Tuesday, May 5, 2009

Data Coding

Data Analysis: The Art And Science Of Coding And Entering Data

Data can be collected from many sources: from individuals, schools, worksites, medical care institutions, and government agencies as well as from records of all types, such as patient, work or school records. Regardless of what data are collected, from whom and under what circumstances, they usually need to be coded before being processed, analyzed and reported. This article focuses on the coding and entering of data for subsequent processing, analysis and reporting.


Why code data? Simply, processing requires a numeric response for each item of interest. For example, if you ask people if they belong to an HMO, and the possible answers are "yes" or "no," you couldn't just put an "x" next to the response and enter an "x" into the computer. Rather, you need a number so the data can be tabulated. In this case you could code "yes" = 1 and "no" = 2. In this way when you process your data, you could count the number of 1s and 2s.

However, not all data need to be coded. For example, if age is a variable of interest, then the age itself can be used. No coding is necessary. Similarly, if weight or number of days out of school or work is desired, then the actual number of pounds or days would be appropriate.
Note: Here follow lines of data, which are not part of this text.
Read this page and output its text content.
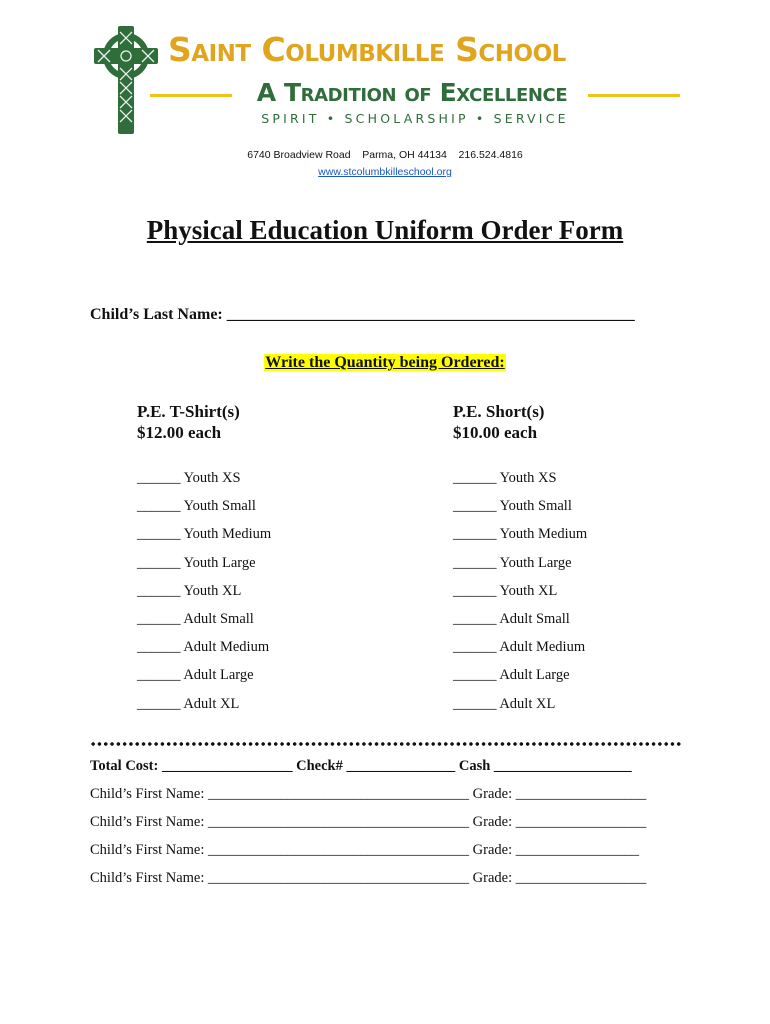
Saint Columbkille School
A Tradition of Excellence
SPIRIT • SCHOLARSHIP • SERVICE
6740 Broadview Road    Parma, OH 44134    216.524.4816
www.stcolumbkilleschool.org
Physical Education Uniform Order Form
Child’s Last Name: ___________________________________________________
Write the Quantity being Ordered:
P.E. T-Shirt(s)
$12.00 each
P.E. Short(s)
$10.00 each
______ Youth XS
______ Youth Small
______ Youth Medium
______ Youth Large
______ Youth XL
______ Adult Small
______ Adult Medium
______ Adult Large
______ Adult XL
______ Youth XS
______ Youth Small
______ Youth Medium
______ Youth Large
______ Youth XL
______ Adult Small
______ Adult Medium
______ Adult Large
______ Adult XL
Total Cost: __________________ Check# _______________ Cash ___________________
Child’s First Name: ____________________________________ Grade: __________________
Child’s First Name: ____________________________________ Grade: __________________
Child’s First Name: ____________________________________ Grade: _________________
Child’s First Name: ____________________________________ Grade: __________________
Again, no coding is necessary. However, not all data use the actual values; coding is then necessary. Using the above information, let's say you had a question about age and had categorized the possible responses as "less than 18 years old," "18 to 35," "36 to 50," "51 to 65," and "over 65 years of age." To code these data you could use the following codes: less than 18 = 1, 18 to 35 = 2, 36 to 50 = 3, 51 to 65 =4 and over 65 = 5. If you are interested in what state a person or institution is located, you might use a code such as Alabama = 1, Alaska = 2, Arizona = 3 and so forth, with the last entry being Wyoming = 50 or 51 if the District of Columbia is included. Note in this case the code uses two digits, as there are more than nine categories. In most instances a one-digit code is sufficient. For example, in reviewing records a person wanting to know the highest level of education for each person's record might code: less than high school diploma = 1, high school graduate = 2, some college = 3, college graduate = 4, and graduate degree = 5. So for each numeric variable you wish to analyze, you should either use the actual numbers or a coded value. You should do this before you collect your data. Having an idea of how to code your data before collecting it will help in subsequent processing and analysis.
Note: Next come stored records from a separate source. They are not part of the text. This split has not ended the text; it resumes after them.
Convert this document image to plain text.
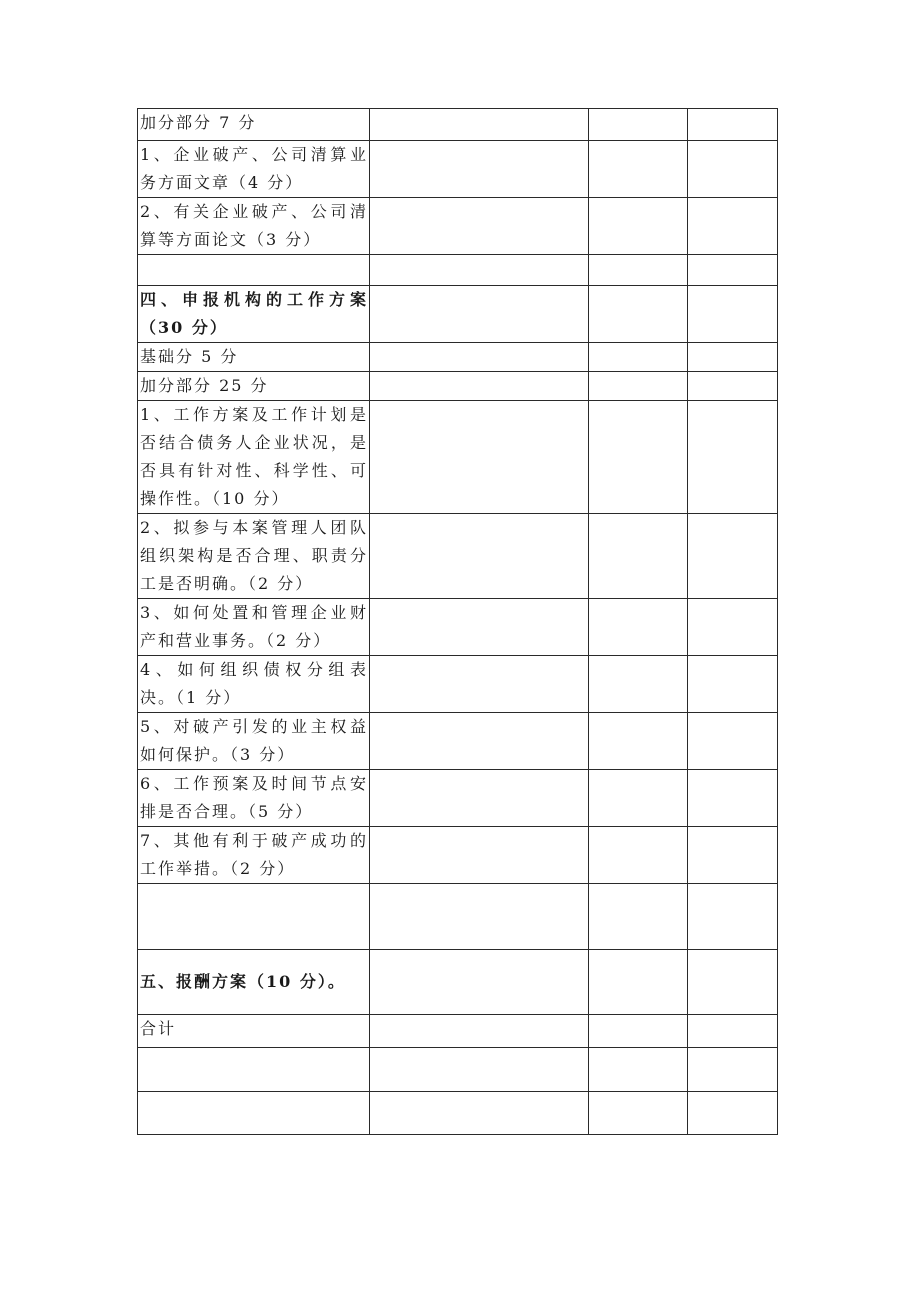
加分部分 7 分			
1、企业破产、公司清算业务方面文章（4 分）			
2、有关企业破产、公司清算等方面论文（3 分）			

四、申报机构的工作方案（30 分）			
基础分 5 分			
加分部分 25 分			
1、工作方案及工作计划是否结合债务人企业状况，是否具有针对性、科学性、可操作性。（10 分）			
2、拟参与本案管理人团队组织架构是否合理、职责分工是否明确。（2 分）			
3、如何处置和管理企业财产和营业事务。（2 分）			
4、如何组织债权分组表决。（1 分）			
5、对破产引发的业主权益如何保护。（3 分）			
6、工作预案及时间节点安排是否合理。（5 分）			
7、其他有利于破产成功的工作举措。（2 分）			

五、报酬方案（10 分）。			
合计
In coding data, sometimes the respondent doesn't know, refuses to respond, or refuses to answer an item. For example, if data were being collected about a sensitive topic such as whether a person had ever been ticketed for drinking while intoxicated, a respondent may not wish to answer, whereas asking an employer the same question about one of their employees may result in a legitimate "don't know" response. Similarly, a respondent may simply inadvertently skip a question. By one convention, "don't knows" are coded as "8" and refused or missing data as "9." Coding the don't know/refused/missing data allows them to be analyzed later.
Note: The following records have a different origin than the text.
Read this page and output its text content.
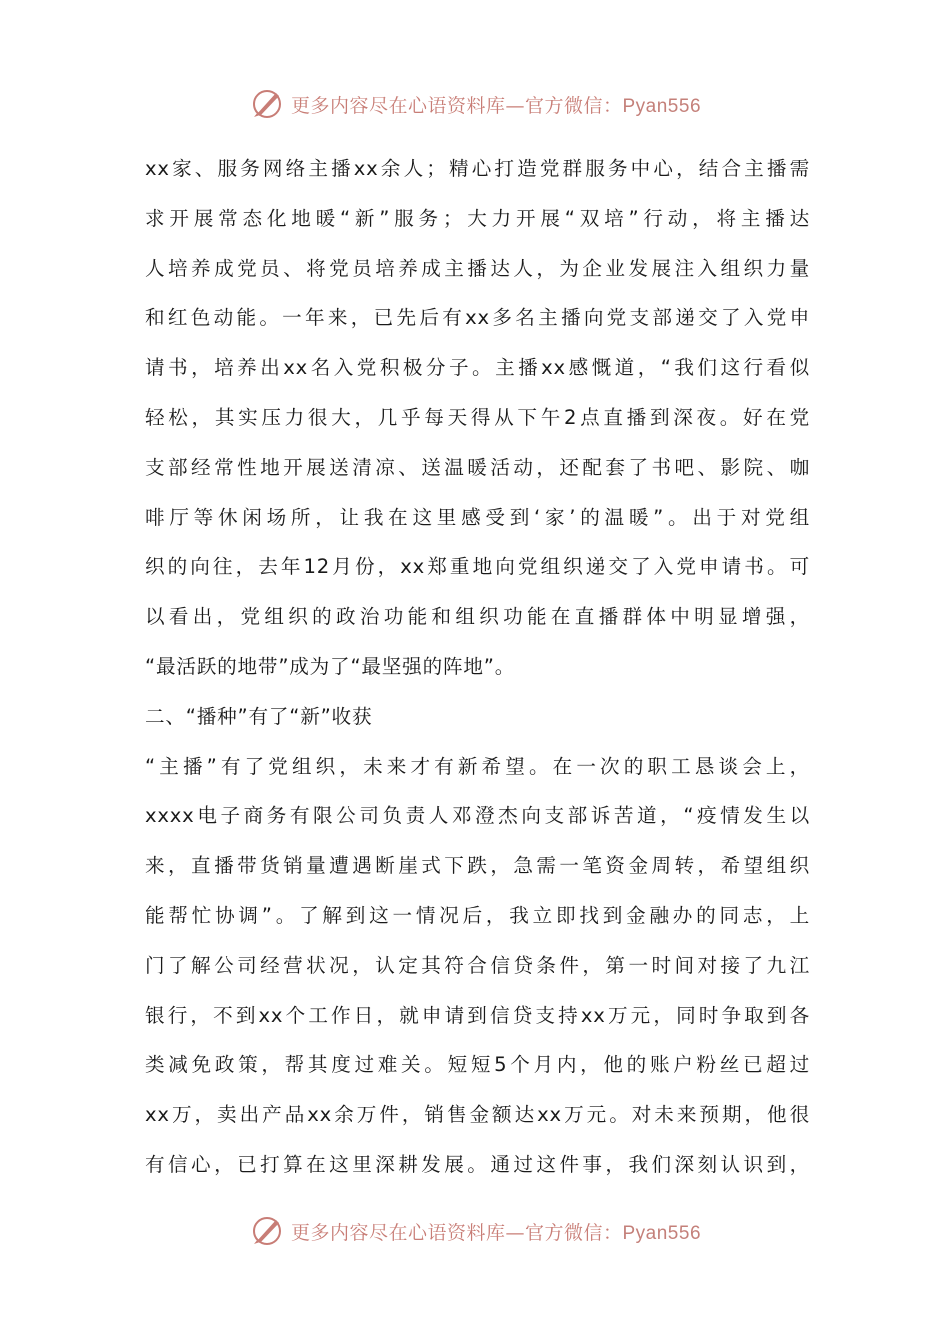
更多内容尽在心语资料库—官方微信：Pyan556
xx家、服务网络主播xx余人；精心打造党群服务中心，结合主播需
求开展常态化地暖“新”服务；大力开展“双培”行动，将主播达
人培养成党员、将党员培养成主播达人，为企业发展注入组织力量
和红色动能。一年来，已先后有xx多名主播向党支部递交了入党申
请书，培养出xx名入党积极分子。主播xx感慨道，“我们这行看似
轻松，其实压力很大，几乎每天得从下午2点直播到深夜。好在党
支部经常性地开展送清凉、送温暖活动，还配套了书吧、影院、咖
啡厅等休闲场所，让我在这里感受到‘家’的温暖”。出于对党组
织的向往，去年12月份，xx郑重地向党组织递交了入党申请书。可
以看出，党组织的政治功能和组织功能在直播群体中明显增强，
“最活跃的地带”成为了“最坚强的阵地”。
二、“播种”有了“新”收获
“主播”有了党组织，未来才有新希望。在一次的职工恳谈会上，
xxxx电子商务有限公司负责人邓澄杰向支部诉苦道，“疫情发生以
来，直播带货销量遭遇断崖式下跌，急需一笔资金周转，希望组织
能帮忙协调”。了解到这一情况后，我立即找到金融办的同志，上
门了解公司经营状况，认定其符合信贷条件，第一时间对接了九江
银行，不到xx个工作日，就申请到信贷支持xx万元，同时争取到各
类减免政策，帮其度过难关。短短5个月内，他的账户粉丝已超过
xx万，卖出产品xx余万件，销售金额达xx万元。对未来预期，他很
有信心，已打算在这里深耕发展。通过这件事，我们深刻认识到，
更多内容尽在心语资料库—官方微信：Pyan556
Sometimes you collect data using open-ended questions such as "What did you like most about the program?" Respondents then write in their answers. In this case, you would review a number of responses and then develop a code such as the instructor = 1, the content = 2, the methods used = 3, the time of day = 4, the day of the week = 5, etc. To the extent possible, variables of interest should either use actual or precoded values, because postcoding of open-ended items is time consuming and some subjectivity is inevitable in translating written responses into coded numerical values.

Before entering your data into a computer for processing, you should develop a code that indicates how each variable is coded (whether it is actual or coded values) and in what field it appears (Babbie, 2000). A sample codebook for several variables might look like this:

Columns   Variable           Codes

1-3 Case # 001-150 (for 150 cases)
4 Gender 1 = male, 2= female
5-6 Month of birth 1 = January, 2 = February, etc.
7 Type of health 1 = Private, 2 = Public, 3 = Uninsured
Insurance 8 = Don't know, 9 = Refused/Missing
8-9 Height in inches e.g. 64.0 inches = 64, 64.5 = 65,
66.25 = 66
10 Marital Status 1 = Married, 2 = Widowed,
3 = Separated, 4 = Divorced,
5 = Never Married

We will now use this codebook to enter the data for the three cases. A case is the data for each person or unit of interest. For example, if you were interested in the data from 140 people enrolled in a health promotion program, there would be 140 cases in your data set. If you were interested in looking at the data for the states there would be 50 cases. There are several reasons why each case (questionnaire, etc.) should be assigned a number. One reason is that if an error in data entry is noticed during analysis, the case number can direct the person back to the original data for correction. A second reason concerns follow-up. By putting an ID number on each case at the beginning of your study, you can quickly identify those cases for which you have and don't have data. Thus, when following up nonrespondents, as in a mail or phone survey, you immediately know whom to follow-up.